Italian pharmaceutical company Alfasigma is acquiring Intercept Pharmaceuticals, which is focused on therapeutics for rare and serious liver diseases, expanding Alfasigma’s gastrointestinal and hepatology portfolio and its presence in the U.S. market.

“The acquisition of Intercept marks another important milestone in Alfasigma’s growth path, particularly with regard to the U.S. market in which we have significant development objectives,” said Francesco Balestrieri, CEO of Alfasigma. “Intercept represents a compelling fit with Alfasigma’s core business areas of gastroenterology and hepatology, and we believe that the transaction represents a transformational opportunity for both companies.”

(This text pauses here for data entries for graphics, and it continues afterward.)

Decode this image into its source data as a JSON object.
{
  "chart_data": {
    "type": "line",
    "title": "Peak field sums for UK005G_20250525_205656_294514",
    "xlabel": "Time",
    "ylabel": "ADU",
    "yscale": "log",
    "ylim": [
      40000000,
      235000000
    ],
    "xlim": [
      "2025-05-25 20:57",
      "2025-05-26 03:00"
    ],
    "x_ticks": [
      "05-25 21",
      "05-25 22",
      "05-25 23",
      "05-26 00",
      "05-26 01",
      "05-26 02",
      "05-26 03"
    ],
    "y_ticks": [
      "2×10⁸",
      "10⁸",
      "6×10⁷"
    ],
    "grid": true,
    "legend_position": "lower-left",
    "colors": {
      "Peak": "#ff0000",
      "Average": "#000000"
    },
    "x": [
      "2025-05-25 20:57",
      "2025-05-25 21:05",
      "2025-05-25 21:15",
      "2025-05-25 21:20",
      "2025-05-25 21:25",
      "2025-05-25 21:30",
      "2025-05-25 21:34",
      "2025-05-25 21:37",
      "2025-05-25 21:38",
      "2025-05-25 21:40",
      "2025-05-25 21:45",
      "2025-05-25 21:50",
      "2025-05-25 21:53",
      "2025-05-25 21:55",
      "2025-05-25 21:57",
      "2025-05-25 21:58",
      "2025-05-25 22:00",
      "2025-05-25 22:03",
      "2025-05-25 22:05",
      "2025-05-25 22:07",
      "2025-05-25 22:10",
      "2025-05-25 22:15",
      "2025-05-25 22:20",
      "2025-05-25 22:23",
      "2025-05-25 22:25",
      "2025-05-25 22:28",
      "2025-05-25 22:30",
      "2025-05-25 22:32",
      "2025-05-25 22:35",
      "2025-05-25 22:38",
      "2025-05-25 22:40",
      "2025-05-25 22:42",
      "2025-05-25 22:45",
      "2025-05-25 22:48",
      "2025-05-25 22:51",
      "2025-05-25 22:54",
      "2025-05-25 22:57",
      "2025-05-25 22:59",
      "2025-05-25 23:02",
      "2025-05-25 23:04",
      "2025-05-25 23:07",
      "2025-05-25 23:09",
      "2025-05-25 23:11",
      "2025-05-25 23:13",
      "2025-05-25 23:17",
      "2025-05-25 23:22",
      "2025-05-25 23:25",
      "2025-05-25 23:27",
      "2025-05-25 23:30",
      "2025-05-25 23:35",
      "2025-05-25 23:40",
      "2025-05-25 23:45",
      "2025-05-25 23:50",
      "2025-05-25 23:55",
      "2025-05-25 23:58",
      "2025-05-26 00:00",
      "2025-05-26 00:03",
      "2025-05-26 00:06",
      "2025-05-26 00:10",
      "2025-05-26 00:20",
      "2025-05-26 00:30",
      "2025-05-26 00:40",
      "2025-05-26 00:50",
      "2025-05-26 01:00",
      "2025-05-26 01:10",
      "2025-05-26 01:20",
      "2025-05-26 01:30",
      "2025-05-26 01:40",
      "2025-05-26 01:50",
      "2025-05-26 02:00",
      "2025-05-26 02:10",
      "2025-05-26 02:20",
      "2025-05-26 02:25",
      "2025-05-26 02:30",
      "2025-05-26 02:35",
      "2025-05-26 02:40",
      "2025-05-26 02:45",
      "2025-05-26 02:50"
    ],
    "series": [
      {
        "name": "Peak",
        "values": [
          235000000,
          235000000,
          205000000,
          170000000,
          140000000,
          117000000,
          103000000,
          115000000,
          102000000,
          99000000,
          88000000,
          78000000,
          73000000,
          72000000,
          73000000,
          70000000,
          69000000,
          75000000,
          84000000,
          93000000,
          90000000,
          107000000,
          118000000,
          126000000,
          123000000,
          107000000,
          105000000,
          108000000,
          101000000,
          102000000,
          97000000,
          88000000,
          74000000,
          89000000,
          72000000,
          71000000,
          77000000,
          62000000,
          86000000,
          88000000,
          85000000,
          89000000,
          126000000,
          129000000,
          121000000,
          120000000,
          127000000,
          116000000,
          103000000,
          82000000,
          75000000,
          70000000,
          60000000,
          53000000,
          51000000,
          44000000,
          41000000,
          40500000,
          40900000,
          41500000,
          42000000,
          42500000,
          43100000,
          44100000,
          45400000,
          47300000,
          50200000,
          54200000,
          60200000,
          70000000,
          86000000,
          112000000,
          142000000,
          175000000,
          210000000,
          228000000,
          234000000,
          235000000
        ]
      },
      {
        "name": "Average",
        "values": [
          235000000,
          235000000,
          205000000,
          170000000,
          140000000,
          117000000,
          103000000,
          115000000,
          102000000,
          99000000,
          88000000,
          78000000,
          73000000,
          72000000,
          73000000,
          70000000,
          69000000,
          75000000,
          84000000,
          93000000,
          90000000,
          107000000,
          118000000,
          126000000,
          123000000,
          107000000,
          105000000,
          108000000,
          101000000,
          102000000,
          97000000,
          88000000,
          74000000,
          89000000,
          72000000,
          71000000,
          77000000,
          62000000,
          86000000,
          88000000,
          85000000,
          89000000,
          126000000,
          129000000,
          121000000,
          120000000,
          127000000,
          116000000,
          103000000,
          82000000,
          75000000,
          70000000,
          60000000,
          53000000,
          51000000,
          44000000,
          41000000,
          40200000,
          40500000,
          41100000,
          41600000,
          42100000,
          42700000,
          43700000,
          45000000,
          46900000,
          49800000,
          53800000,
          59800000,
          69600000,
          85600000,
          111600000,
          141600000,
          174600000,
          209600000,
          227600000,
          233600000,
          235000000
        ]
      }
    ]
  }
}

Under the terms of the merger agreement, Alfasigma will commence a cash tender offer to acquire all issued and outstanding shares of Intercept common stock for $19.00 per share in cash, or about $850 million. The purchase price represents a premium of 82 percent to Intercept’s closing stock price on September 25, 2023.

The transaction will be fully financed by Alfasigma’s existing cash on hand and existing corporate credit facilities. The members of the  board of directors of Intercept participating in the decision have unanimously approved the transaction., which is expected to close by the end of 2023.

Intercept’s lead medicine is Ocaliva, a farnesoid X receptor agonist approved in the United States and several other jurisdictions for the treatment of primary biliary cholangitis (PBC) in combination with ursodeoxycholic acid (UDCA) in adults with an inadequate response to UDCA, or as monotherapy in adults unable to tolerate UDCA.

Ocaliva is the only approved second-line therapy for PBC and has experienced double-digit year-over-year growth supported by an experienced specialty sales force and strong prescriber base. Intercept also benefits from a broader clinical development pipeline anchored by a novel fixed-dose combination of obeticholic acid and bezafibrate in phase 2 trials for PBC.